LOUISVILLE, Ky. — Based on the number of times he has watched the Kentucky Derby from the best possible angle, Wayne Lukas ought to be the man to see about handicapping the race.
Lukas, who has started at least one horse in the Derby every year since 1981 and 22 horses overall, isn't bashful about tooting his own horn, but he takes no credit as a soothsayer for this race.
"This is a difficult race to figure out before it's run, and many times you still can't figure it out after it's run," Lukas said. "You look at that Derby chart the day after the race and you say to yourself, 'How could this have happened?' "
With the qualifier that he's still no Derby expert, Lukas waded into an assessment of the 15 horses who are expected to run Saturday.
"This is my four-horse (exacta) box," he said. "Tabasco Cat, Brocco, Holy Bull and Strodes Creek."
Tabasco Cat, who is Lukas' horse, is no exaggeration. He was third, behind Brocco and Blumin Affair, in last fall's Breeders' Cup Juvenile. This year, he won the El Camino Real Derby at Bay Meadows, and two solid efforts, a victory in the San Rafael Stakes and a second to Brocco in the Santa Anita Derby against a tough California aggregation of 3-year-olds, established him as a Kentucky Derby contender.
"I'm throwing out a few horses--Valiant Nature, Blumin Affair--because they haven't won this year," Lukas said. "They're good horses, but I have trouble seeing a horse winning this race without any wins as a 3-year-old."
The first seven years Lukas competed in the Derby, he started 12 horses, and the best finish, a third in 1981 with his first starter, came from Partez, one of the weakest colts he has sent to Churchill Downs. Winning Colors, the filly, gave Lukas a Derby victory in 1988, and since then, with nine more starters, the best he has done was Dance Floor's third-place finish in 1992. The only trainer to saddle more Derby horses than Lukas has been H.J. Thompson, who took 24 shots in the 1920s and 1930s, winning with Behave Yourself, Bubbling Over, Burgoo
King and Brokers Tip.
There's an extraordinary link between Winning Colors and Tabasco Cat and Lukas' 36-year-old son, Jeff. The younger Lukas did much of the behind-the-scenes work in developing Winning Colors, and his father was
quick to credit him in the flush of victory that day. Then last December, Tabasco Cat, a strong-willed colt, ran over Jeff outside the Lukas barn at Santa Anita, sending him to the hospital with near-fatal brain injuries.

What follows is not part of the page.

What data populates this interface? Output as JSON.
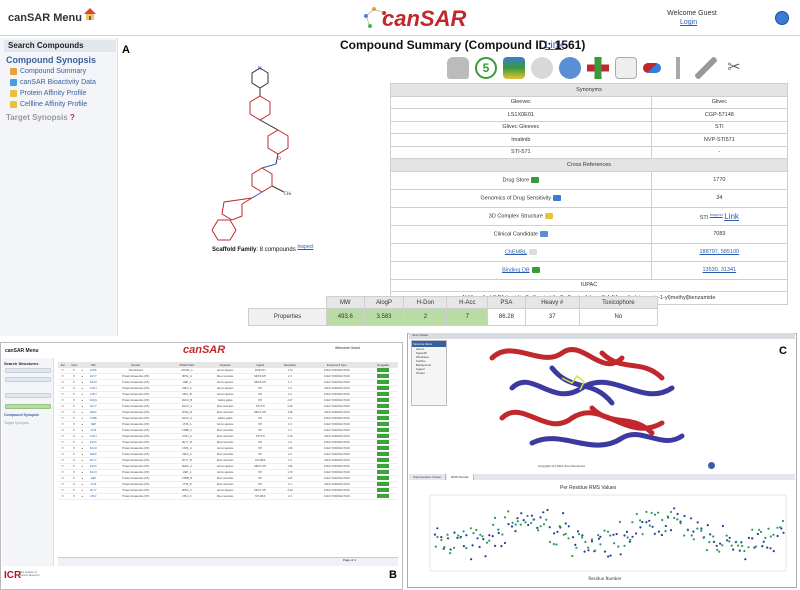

Jeff Lukas emerged from a coma, overcame pneumonia and is now recuperating at his home near Santa Anita. The prospects are good that his memory will improve and vision from his badly damaged right eye will increase. Jeff Lukas will watch the Derby on television with a small group of friends at his home.
Jeff Lukas was at the track, isolated from the crowd, when Tabasco Cat lost by three-quarters of a length to Brocco in the Santa Anita Derby a month ago.
"Santa Anita's people did a great job accommodating him that day," Wayne Lukas said. "But there was never any thought of bringing him to the (Kentucky) Derby. He would have to be exposed to all the people (the crowd is estimated at 130,000), and it would turn into a zoo. Then, if the horse won, there'd be a barrage for Jeff to deal with. What we'd like to do, if it works out, is have him back here as a spectator for the Breeders' Cup in the fall."
Tabasco Cat requires extra care and alertness around the barn. When the son of Storm Cat is led to a grazing area not far from the barn, Wayne Lukas and another handler control him with lead shanks from both sides.
Tabasco Cat kicked in the direction of a reporter as he made his way to graze Wednesday morning.
"It took me all spring to teach him to get the press," Lukas said. "I want you to know that he does that on cue."
There's a certain amount of kidding on the square to that. After a 10-year run as the nation's leading trainer in purses, Lukas' touch lost much of its magic and his personal finances suffered.
He hasn't won a major race since 1991. When Union City, who raced for Tabasco Cat's owner, William T. Young, broke down and was destroyed in the Preakness last year, much blame was dropped at Lukas' door, and since then he has been stingy with interviews with reporters he thinks have wronged him.
The injury to Jeff Lukas came when the barn was trying to stage a comeback. "I miss him a lot," Wayne Lukas, 58, said. "We won together and we lost together. When you work that many hours side by side, it's a void.
"We had talked for four or five years before the accident about Jeff going out on his own. It's a good thing that he hadn't.
"If there's anything positive that can come out of the accident, it's that Jeff didn't have his own horses, who would have been with other trainers by now.
"He can come back at his own pace, without any pressure. He could take two years, or more, if that's what it takes."